= Forrest Shepherd =

American scientist

Forrest Shepherd (October 31, 1800 – December 7, 1888) was an American scientist.

Shepherd, son of Daniel and Anna (Forrest) Shepherd, was born in Boscawen, N. H., October 31, 1800. He entered Dartmouth College in 1823, but spent the Senior year at Yale College. He was admitted to the bachelor's degree at both Colleges in 1827. He remained in New Haven as a graduate student for two or three years, and on April 29, 1832, married Sophia W. Storer, of Rutland, Vt. In 1841 and 1842 he took a partial course in the Yale Divinity School.

His active life was spent in teaching and in the study of the natural sciences, and while his home remained in New Haven he was absent during a large portion of the time on geological and geographical explorations. In 1846 he visited the southern shore of Lake Superior, where he surveyed and located several of the copper and iron mines which have since become important; and in 1847 he surveyed the mineral lands between Lake Superior and Hudson's Bay. In 1848 he traveled extensively in Great Britain, in 1849 in Cuba and Central America, and in 1850 and 1851 he explored nearly the whole of California. In 1856 and 1857 he explored the island of Newfoundland, and in 1859 and 1860 New Brunswick and the islands in the Bay of Fundy. In 1865 he visited Northern Mexico and the southwestern part of the union.

From 1847 to 1856 he held the Professorship of Economic Geology and Agricultural Chemistry in Western Reserve College, at Hudson, Ohio, delivering an annual course of lectures in fulfillment of the duties of his chair. During the American Civil War, Shepherd wrote to President Abraham Lincoln suggesting that hydrogen chloride be employed to incapacitate Confederate troops or force them to retreat, but his idea was not adopted.

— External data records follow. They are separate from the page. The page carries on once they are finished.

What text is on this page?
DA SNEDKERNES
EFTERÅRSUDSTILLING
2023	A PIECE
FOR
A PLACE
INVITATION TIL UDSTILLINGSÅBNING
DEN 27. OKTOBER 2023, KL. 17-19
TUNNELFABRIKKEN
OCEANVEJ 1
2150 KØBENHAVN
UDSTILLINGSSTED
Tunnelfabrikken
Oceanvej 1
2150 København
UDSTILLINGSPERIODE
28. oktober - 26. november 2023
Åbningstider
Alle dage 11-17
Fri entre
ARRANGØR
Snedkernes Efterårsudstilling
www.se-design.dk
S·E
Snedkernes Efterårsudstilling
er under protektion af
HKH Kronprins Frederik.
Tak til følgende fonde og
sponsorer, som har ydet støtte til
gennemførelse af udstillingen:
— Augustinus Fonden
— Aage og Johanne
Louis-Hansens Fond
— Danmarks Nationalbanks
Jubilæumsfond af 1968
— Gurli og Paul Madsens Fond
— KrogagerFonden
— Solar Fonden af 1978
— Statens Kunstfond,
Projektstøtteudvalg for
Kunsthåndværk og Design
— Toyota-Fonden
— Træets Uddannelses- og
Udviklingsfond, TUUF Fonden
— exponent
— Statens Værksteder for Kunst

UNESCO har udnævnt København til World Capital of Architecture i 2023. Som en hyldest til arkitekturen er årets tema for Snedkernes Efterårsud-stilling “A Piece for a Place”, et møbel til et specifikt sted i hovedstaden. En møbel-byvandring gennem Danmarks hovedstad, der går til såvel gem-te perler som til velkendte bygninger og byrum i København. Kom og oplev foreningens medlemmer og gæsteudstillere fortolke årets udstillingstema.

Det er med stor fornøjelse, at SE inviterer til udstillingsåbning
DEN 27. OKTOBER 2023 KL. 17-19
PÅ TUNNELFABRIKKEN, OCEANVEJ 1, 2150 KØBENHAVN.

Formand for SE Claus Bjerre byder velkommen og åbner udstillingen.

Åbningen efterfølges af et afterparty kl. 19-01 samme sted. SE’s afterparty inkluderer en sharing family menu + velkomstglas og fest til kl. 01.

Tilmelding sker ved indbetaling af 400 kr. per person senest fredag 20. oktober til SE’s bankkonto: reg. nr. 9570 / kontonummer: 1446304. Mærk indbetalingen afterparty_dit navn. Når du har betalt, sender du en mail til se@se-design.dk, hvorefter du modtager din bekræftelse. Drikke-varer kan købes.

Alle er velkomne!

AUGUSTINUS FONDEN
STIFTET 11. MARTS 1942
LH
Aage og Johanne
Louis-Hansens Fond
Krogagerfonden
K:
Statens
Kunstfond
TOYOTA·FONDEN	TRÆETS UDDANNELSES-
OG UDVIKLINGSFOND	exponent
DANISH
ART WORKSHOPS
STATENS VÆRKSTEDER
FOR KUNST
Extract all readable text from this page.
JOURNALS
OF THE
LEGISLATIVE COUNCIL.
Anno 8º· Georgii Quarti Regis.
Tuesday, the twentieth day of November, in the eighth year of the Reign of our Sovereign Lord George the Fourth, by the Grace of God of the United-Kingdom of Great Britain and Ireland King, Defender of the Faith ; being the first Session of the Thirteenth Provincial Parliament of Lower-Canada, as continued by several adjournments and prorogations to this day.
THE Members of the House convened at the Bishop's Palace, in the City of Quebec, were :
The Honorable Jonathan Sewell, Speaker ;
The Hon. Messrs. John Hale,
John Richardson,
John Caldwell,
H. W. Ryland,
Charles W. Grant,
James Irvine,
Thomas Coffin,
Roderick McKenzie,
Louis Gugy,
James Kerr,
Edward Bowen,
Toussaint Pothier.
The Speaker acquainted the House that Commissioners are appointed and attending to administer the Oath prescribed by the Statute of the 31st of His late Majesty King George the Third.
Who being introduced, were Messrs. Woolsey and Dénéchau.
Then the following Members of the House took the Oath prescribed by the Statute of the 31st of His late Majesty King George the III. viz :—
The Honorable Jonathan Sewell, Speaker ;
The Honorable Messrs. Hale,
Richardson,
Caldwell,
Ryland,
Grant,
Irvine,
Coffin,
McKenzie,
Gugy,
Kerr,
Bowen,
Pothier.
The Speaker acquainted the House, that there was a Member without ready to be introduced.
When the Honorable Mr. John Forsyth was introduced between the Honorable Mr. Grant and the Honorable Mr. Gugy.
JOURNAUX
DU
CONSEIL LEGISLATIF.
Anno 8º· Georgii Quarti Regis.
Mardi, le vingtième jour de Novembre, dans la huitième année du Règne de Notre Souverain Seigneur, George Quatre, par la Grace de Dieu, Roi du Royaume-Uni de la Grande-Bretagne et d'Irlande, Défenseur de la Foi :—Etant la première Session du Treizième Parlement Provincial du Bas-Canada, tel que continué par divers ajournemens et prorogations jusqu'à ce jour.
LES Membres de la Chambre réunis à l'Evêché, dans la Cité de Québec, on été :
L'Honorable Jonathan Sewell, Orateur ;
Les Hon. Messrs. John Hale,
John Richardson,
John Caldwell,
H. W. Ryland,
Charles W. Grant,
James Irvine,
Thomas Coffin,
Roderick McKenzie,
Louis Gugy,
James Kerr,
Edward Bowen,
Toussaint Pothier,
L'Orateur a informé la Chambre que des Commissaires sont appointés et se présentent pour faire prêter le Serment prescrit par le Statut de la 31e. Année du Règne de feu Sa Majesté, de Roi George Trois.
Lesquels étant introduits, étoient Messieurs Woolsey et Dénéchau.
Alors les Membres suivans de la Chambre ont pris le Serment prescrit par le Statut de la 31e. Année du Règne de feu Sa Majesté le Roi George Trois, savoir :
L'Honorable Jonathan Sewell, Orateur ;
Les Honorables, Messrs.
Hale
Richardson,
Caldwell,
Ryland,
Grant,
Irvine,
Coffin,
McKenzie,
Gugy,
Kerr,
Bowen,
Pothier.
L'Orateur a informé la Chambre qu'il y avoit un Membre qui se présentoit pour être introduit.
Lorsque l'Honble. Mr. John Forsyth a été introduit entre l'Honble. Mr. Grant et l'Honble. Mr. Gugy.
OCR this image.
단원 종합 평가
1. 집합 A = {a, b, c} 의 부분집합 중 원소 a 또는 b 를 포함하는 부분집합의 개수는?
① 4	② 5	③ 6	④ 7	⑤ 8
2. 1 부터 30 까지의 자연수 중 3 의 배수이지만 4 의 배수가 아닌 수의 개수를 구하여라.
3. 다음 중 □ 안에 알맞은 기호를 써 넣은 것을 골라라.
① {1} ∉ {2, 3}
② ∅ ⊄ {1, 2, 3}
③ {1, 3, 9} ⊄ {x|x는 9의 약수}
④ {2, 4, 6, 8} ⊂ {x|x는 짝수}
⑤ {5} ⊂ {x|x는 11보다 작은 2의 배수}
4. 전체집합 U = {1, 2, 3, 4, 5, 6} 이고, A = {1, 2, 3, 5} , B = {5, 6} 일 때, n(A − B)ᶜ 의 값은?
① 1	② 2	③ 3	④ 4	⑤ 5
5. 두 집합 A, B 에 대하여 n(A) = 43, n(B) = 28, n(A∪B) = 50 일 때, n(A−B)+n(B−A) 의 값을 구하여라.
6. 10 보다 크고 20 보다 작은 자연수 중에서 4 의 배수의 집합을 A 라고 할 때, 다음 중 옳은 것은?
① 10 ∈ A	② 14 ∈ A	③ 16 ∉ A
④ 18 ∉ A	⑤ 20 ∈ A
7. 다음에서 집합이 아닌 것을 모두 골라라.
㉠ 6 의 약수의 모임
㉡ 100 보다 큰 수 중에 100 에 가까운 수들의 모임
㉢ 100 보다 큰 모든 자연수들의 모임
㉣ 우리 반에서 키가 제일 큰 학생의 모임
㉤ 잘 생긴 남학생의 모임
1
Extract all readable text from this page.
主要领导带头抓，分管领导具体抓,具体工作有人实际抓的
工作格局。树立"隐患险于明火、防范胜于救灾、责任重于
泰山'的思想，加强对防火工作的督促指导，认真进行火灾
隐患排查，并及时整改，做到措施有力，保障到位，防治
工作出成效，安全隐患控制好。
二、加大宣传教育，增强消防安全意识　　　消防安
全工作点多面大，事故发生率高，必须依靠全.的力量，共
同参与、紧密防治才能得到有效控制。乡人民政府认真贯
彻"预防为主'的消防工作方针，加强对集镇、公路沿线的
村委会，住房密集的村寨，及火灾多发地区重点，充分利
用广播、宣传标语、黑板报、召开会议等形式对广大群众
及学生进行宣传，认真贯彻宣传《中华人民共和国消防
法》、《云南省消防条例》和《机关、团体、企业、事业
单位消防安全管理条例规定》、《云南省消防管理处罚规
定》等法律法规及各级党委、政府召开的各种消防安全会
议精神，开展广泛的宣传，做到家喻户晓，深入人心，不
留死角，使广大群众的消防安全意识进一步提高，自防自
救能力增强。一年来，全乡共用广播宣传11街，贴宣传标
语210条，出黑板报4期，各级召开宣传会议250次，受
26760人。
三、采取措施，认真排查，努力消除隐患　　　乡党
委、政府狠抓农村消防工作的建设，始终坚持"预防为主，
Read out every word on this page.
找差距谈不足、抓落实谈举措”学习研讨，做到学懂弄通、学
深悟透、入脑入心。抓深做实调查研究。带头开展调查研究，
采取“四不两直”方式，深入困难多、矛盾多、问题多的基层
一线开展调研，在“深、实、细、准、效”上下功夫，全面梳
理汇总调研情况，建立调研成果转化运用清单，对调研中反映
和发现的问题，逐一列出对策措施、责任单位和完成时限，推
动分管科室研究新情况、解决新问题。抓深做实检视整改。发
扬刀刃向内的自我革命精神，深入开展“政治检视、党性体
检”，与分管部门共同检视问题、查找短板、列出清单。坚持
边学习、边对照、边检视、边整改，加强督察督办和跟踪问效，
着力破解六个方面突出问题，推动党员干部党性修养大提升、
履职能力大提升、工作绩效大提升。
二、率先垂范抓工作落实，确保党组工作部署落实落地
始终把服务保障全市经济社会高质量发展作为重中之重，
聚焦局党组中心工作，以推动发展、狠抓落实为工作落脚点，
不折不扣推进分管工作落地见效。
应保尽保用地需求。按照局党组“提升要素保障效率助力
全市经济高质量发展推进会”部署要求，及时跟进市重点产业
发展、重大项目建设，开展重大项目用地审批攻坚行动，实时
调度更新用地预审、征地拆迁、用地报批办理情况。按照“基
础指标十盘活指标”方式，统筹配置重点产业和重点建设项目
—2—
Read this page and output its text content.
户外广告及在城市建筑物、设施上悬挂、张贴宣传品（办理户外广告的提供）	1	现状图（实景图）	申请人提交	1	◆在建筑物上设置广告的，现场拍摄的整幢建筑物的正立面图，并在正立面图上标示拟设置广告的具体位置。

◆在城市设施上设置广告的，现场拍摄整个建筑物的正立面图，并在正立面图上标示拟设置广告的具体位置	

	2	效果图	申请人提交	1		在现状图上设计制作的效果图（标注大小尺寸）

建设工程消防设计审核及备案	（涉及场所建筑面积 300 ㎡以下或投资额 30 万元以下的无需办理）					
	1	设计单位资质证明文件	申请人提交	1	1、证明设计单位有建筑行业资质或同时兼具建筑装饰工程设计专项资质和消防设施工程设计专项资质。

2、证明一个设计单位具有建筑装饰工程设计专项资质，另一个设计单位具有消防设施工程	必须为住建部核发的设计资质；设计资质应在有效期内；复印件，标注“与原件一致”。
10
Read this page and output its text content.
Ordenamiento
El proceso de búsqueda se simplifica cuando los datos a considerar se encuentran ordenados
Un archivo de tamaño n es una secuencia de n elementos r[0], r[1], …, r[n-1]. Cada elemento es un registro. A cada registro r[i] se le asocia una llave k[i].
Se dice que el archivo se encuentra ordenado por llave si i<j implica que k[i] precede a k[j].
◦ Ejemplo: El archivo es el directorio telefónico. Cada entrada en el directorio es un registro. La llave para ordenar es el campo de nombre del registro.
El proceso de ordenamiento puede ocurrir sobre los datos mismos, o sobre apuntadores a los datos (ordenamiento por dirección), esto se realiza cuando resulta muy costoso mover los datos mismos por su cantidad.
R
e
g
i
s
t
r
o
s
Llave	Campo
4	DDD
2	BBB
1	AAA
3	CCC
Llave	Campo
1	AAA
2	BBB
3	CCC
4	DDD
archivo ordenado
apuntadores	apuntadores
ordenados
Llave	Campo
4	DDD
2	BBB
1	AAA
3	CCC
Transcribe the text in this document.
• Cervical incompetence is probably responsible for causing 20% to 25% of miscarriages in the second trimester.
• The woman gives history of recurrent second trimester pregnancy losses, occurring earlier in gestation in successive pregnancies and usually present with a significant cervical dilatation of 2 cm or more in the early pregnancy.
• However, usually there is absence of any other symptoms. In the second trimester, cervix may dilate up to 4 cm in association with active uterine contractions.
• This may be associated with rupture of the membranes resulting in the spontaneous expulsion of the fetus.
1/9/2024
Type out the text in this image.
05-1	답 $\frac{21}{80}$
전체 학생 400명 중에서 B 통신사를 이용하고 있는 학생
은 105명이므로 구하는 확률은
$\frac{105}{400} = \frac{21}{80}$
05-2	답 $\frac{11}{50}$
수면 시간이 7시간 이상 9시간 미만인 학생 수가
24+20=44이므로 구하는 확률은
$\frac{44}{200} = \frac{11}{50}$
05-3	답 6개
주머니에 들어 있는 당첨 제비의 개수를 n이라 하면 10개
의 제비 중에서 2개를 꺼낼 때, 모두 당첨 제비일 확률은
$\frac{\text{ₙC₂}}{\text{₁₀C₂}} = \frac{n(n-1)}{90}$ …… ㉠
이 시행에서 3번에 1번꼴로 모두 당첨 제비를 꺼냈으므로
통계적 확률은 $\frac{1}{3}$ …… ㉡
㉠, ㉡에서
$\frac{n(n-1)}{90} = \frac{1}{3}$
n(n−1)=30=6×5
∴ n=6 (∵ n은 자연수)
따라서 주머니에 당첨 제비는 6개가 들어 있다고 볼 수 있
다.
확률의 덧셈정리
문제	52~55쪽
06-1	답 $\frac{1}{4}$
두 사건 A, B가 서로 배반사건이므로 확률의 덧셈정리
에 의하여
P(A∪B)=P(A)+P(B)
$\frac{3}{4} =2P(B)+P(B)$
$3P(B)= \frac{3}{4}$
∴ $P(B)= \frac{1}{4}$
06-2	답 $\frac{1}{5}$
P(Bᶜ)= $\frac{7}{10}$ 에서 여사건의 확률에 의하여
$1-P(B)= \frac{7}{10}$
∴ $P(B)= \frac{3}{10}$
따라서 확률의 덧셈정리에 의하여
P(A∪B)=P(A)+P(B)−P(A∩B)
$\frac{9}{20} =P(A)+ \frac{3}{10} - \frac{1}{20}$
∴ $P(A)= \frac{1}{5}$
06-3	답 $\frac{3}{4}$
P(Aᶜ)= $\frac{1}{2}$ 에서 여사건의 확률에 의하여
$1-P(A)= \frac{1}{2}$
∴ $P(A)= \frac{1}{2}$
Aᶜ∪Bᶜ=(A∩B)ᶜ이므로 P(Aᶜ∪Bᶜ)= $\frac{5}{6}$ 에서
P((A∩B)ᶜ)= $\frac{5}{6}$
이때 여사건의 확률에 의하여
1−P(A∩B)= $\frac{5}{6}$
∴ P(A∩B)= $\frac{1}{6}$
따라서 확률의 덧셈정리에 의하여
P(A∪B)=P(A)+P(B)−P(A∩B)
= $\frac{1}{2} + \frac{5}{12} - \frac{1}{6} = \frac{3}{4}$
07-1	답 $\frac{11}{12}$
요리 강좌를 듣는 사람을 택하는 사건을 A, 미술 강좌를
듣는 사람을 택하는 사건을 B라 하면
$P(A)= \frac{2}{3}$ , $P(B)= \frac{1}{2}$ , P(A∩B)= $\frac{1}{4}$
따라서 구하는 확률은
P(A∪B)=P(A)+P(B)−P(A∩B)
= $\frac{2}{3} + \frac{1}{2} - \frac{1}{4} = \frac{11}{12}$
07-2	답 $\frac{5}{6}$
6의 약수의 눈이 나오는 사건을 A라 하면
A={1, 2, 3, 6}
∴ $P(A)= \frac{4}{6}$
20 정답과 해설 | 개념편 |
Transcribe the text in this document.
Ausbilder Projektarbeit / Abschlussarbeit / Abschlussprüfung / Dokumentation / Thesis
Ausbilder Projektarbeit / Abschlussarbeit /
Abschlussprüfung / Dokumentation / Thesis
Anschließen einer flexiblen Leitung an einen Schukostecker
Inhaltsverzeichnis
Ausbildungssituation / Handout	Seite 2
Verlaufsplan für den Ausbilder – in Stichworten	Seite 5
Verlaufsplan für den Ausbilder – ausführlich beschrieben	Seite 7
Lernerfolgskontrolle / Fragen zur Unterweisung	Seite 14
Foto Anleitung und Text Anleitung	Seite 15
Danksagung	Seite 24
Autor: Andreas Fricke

His wife died before him, and his later years were spent with his children. He died in Norwich, Connecticut, December 7, 1888, in his 89th year, while visiting his eldest daughter, the widow of the Rev. William Hutchison. He left also a daughter, the wife of the Rev. Charles T. Weitzel, and a son.

Shepherd is the namesake of Shepherd Mountain in Missouri.